In 2022, NYSNA members voted by nearly 99 percent to authorize a strike. Their main demands were safe nurse-to-patient ratios and raises that beat inflation. Conditions were ripe for a powerful struggle of thousands of nurses that would have electrified healthcare workers throughout New York—and throughout the country. But NYSNA bureaucrats prevented such a struggle by keeping nurses divided by hospital, announcing last-minute tentative agreements and calling off strikes.
The agreement with NewYork-Presbyterian sets the pattern for those at other hospitals. Instead of providing safe staffing, the agreement included vague language about adding more full-time positions, without specifying the nature or number of the positions. Moreover, the initial “raise” included in the contract was in fact a cut to real wages, since it fell short of inflation. Using a time-honored and anti-democratic tactic, NYSNA forced nurses to vote on the agreements before they had any chance to review them.
Union officials could not prevent strikes at Mount Sinai or Montefiore Medical Center because of the intensity of nurses’ frustration at these facilities. Nevertheless, it ended the strikes after three days and announced “historic” tentative agreements resembling the one with NewYork-Presbyterian. These agreements neither addressed understaffing nor provided adequate raises to compensate for high inflation.
The Mount Sinai Health System has been fined millions of dollars for persistent understaffing at its hospitals, including Mount Sinai Hospital, Mount Sinai Morningside and Mount Sinai West. When Mount Sinai Hospital was fined for three months of persistent understaffing in its neonatal intensive care unit, each of the affected nurses received little more than a day’s pay in compensation.
Rather than securing safe staffing, the contracts have institutionalized understaffing, management sees the fines as an acceptable cost of doing business. Consequently, nurses remain overworked, and patients remain at higher risk of poor outcomes.

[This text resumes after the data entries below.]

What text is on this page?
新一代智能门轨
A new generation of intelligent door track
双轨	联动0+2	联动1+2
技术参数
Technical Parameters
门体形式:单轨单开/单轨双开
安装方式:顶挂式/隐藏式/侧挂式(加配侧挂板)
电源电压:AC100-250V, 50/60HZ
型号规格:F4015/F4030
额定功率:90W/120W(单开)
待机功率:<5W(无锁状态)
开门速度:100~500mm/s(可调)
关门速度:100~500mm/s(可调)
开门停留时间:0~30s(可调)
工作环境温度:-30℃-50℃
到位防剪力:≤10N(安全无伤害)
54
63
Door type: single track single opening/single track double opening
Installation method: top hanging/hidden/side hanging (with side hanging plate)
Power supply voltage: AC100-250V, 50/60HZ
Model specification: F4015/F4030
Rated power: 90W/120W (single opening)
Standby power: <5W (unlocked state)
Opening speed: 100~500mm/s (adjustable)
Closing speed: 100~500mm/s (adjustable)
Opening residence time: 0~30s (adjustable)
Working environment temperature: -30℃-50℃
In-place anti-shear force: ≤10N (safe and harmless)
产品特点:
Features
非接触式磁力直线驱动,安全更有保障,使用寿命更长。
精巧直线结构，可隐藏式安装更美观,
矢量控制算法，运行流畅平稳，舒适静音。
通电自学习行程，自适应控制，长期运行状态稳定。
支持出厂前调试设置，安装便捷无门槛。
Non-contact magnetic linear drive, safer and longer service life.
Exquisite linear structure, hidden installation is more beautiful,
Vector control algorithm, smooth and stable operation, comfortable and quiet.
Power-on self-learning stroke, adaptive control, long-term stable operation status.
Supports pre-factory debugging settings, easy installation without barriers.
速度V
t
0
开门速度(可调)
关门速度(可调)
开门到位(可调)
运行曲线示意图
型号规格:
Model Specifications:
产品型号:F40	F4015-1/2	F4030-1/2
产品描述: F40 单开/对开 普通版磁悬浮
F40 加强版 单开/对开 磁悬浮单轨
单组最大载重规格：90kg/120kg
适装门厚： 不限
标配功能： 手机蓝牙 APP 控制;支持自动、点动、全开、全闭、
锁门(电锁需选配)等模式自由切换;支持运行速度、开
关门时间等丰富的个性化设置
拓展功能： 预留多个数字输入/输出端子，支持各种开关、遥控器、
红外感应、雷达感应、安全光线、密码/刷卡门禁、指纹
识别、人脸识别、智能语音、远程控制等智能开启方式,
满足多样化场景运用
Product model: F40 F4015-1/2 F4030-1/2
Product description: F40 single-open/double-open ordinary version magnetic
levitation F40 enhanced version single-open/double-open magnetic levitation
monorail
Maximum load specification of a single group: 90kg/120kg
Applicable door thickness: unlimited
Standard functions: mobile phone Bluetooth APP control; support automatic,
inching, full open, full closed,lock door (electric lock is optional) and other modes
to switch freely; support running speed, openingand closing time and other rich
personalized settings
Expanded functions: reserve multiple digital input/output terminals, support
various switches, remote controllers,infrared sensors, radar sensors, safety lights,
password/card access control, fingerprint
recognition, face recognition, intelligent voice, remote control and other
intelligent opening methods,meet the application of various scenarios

At bottom, violence against healthcare workers requires a fight against the subordination of society to profit. NYSNA officials advocate weapons detection and increased security. Though these measures may have an immediate effect in preventing acts of violence, they are not a solution to the cause of the crisis, which is capitalism itself. Worse, they use these measures to whip up a law-and-order atmosphere.
The nurses at Mount Sinai and throughout New York must wrest control of their struggle from the NYSNA bureaucrats. The first step must be the formation of rank-and-file committees that are outside the control of the union and independent of both capitalist parties.
The establishment of these democratically controlled committees is essential to prevent NYSNA from imposing another sellout contract as it did in 2023. Moreover, the fight to provide the highest quality care to all requires a fight against for-profit medicine, which must be replaced by socialist healthcare.